Замелькали домишки Мызы, бараки Ворошиловского поселка. Все заспанное, скучное, в снегу. Остановились у большого красивого здания на Воробьевке. Я и раньше знал про этот дом и про его репутацию. Но сейчас мое предубеждение к тем, кто в нем работал, теснило любопытство – было интересно заглянуть в логово наших опричников, тем более что я не рассчитывал злоупотреблять их гостеприимством.
Меня оставили в каком-то проходном кабинете, и казалось, что весь день на меня никто не обращал внимания и я никому не был нужен. Входили, выходили люди в форме, в штатском. Все были заняты своими делами, ни в ком я не вызывал любопытства. Только раз какой-то штатский, взяв из кучи доставленных со мной «трофеев» ящичный фотоаппарат, спросил:
– Что это, передатчик?
И уставился на меня долгим, но пустым, ничего не выражающим взглядом. Я ничего не ответил, а про себя подумал: «В госбезопасности, а дурак».

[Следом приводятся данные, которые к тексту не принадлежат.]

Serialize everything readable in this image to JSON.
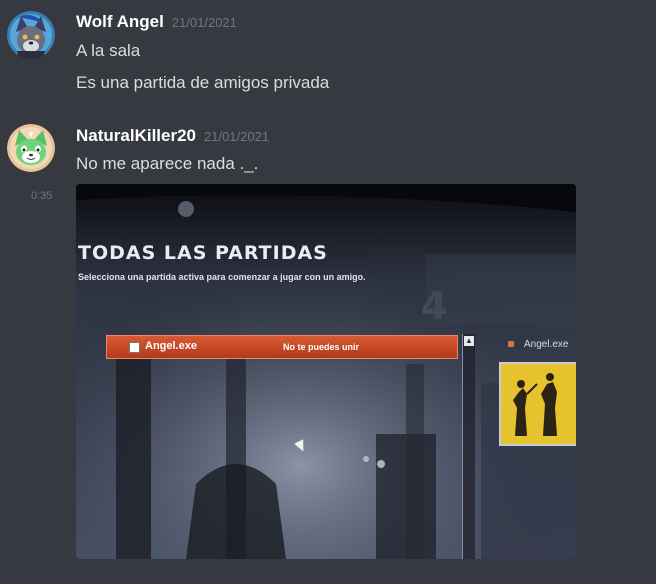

Нашелся кто-то сердобольный, догадавшийся во второй половине дня, видимо подобрев после обеда, что меня тоже не грех покормить. В соседнем кабинетике передо мной поставили тарелку с биточком и тушеной капустой. Так как с начала войны я не знал иных разносолов, кроме куска черного хлеба и крахмальной лепешки, то тут же отметил про себя, что на таких харчах здесь жить можно.

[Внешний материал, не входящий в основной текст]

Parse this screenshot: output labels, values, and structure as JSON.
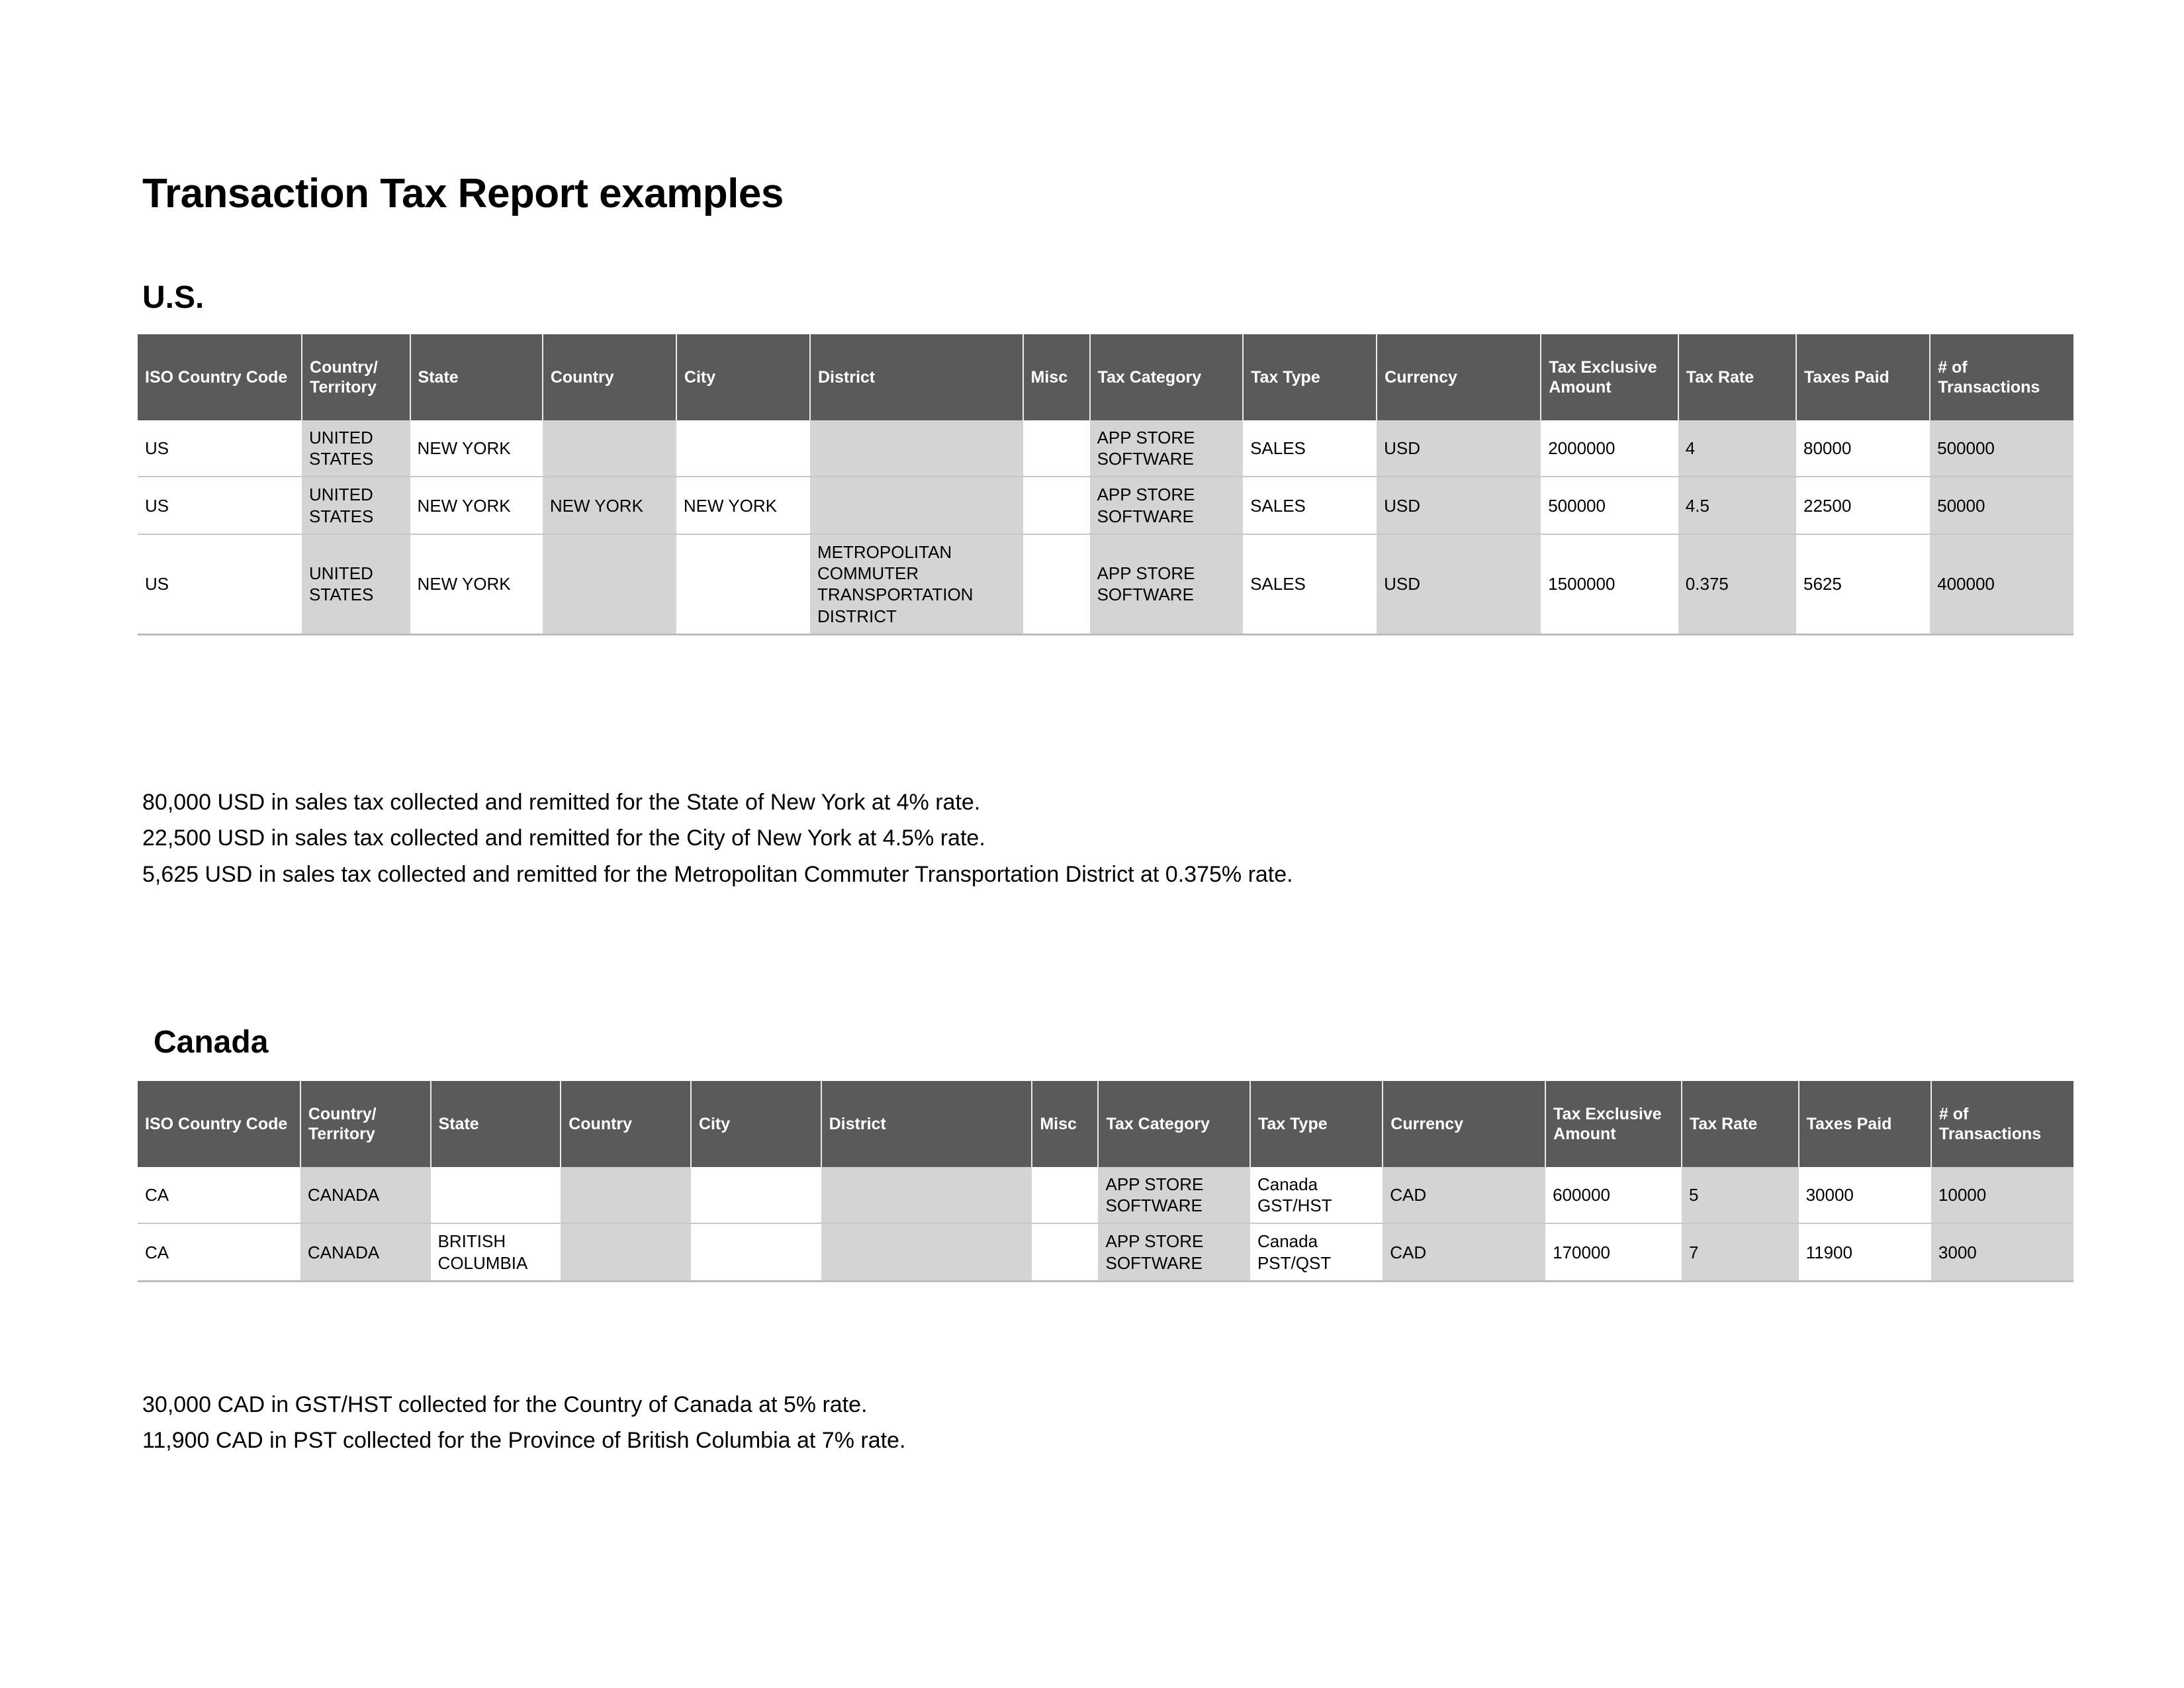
{
  "document": {
    "title": "Transaction Tax Report examples"
  },
  "columns": [
    "ISO Country Code",
    "Country/ Territory",
    "State",
    "Country",
    "City",
    "District",
    "Misc",
    "Tax Category",
    "Tax Type",
    "Currency",
    "Tax Exclusive Amount",
    "Tax Rate",
    "Taxes Paid",
    "# of Transactions"
  ],
  "colors": {
    "header_bg": "#5a5a5a",
    "header_text": "#ffffff",
    "shaded_cell_bg": "#d4d4d4",
    "plain_cell_bg": "#ffffff",
    "row_divider": "#c8c8c8"
  },
  "us": {
    "heading": "U.S.",
    "rows": [
      {
        "iso_country_code": "US",
        "country_territory": "UNITED STATES",
        "state": "NEW YORK",
        "country": "",
        "city": "",
        "district": "",
        "misc": "",
        "tax_category": "APP STORE SOFTWARE",
        "tax_type": "SALES",
        "currency": "USD",
        "tax_exclusive_amount": "2000000",
        "tax_rate": "4",
        "taxes_paid": "80000",
        "num_transactions": "500000"
      },
      {
        "iso_country_code": "US",
        "country_territory": "UNITED STATES",
        "state": "NEW YORK",
        "country": "NEW YORK",
        "city": "NEW YORK",
        "district": "",
        "misc": "",
        "tax_category": "APP STORE SOFTWARE",
        "tax_type": "SALES",
        "currency": "USD",
        "tax_exclusive_amount": "500000",
        "tax_rate": "4.5",
        "taxes_paid": "22500",
        "num_transactions": "50000"
      },
      {
        "iso_country_code": "US",
        "country_territory": "UNITED STATES",
        "state": "NEW YORK",
        "country": "",
        "city": "",
        "district": "METROPOLITAN COMMUTER TRANSPORTATION DISTRICT",
        "misc": "",
        "tax_category": "APP STORE SOFTWARE",
        "tax_type": "SALES",
        "currency": "USD",
        "tax_exclusive_amount": "1500000",
        "tax_rate": "0.375",
        "taxes_paid": "5625",
        "num_transactions": "400000"
      }
    ],
    "notes": [
      "80,000 USD in sales tax collected and remitted for the State of New York at 4% rate.",
      "22,500 USD in sales tax collected and remitted for the City of New York at 4.5% rate.",
      "5,625 USD in sales tax collected and remitted for the Metropolitan Commuter Transportation District at 0.375% rate."
    ]
  },
  "canada": {
    "heading": "Canada",
    "rows": [
      {
        "iso_country_code": "CA",
        "country_territory": "CANADA",
        "state": "",
        "country": "",
        "city": "",
        "district": "",
        "misc": "",
        "tax_category": "APP STORE SOFTWARE",
        "tax_type": "Canada GST/HST",
        "currency": "CAD",
        "tax_exclusive_amount": "600000",
        "tax_rate": "5",
        "taxes_paid": "30000",
        "num_transactions": "10000"
      },
      {
        "iso_country_code": "CA",
        "country_territory": "CANADA",
        "state": "BRITISH COLUMBIA",
        "country": "",
        "city": "",
        "district": "",
        "misc": "",
        "tax_category": "APP STORE SOFTWARE",
        "tax_type": "Canada PST/QST",
        "currency": "CAD",
        "tax_exclusive_amount": "170000",
        "tax_rate": "7",
        "taxes_paid": "11900",
        "num_transactions": "3000"
      }
    ],
    "notes": [
      "30,000 CAD in GST/HST collected for the Country of Canada at 5% rate.",
      "11,900 CAD in PST collected for the Province of British Columbia at 7% rate."
    ]
  }
}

Короткий зимний день кончался, и я, не видя нигде дивана, уже начал беспокоиться, на чем буду спать, когда услышал, как кто-то сказал, видимо, в трубку:
– Заберите в тюрьму арестованного.
Я не сразу понял, о каком арестованном идет речь, но тут же подозрение пало на себя: «Зачем же? Я могу и в кабинете…»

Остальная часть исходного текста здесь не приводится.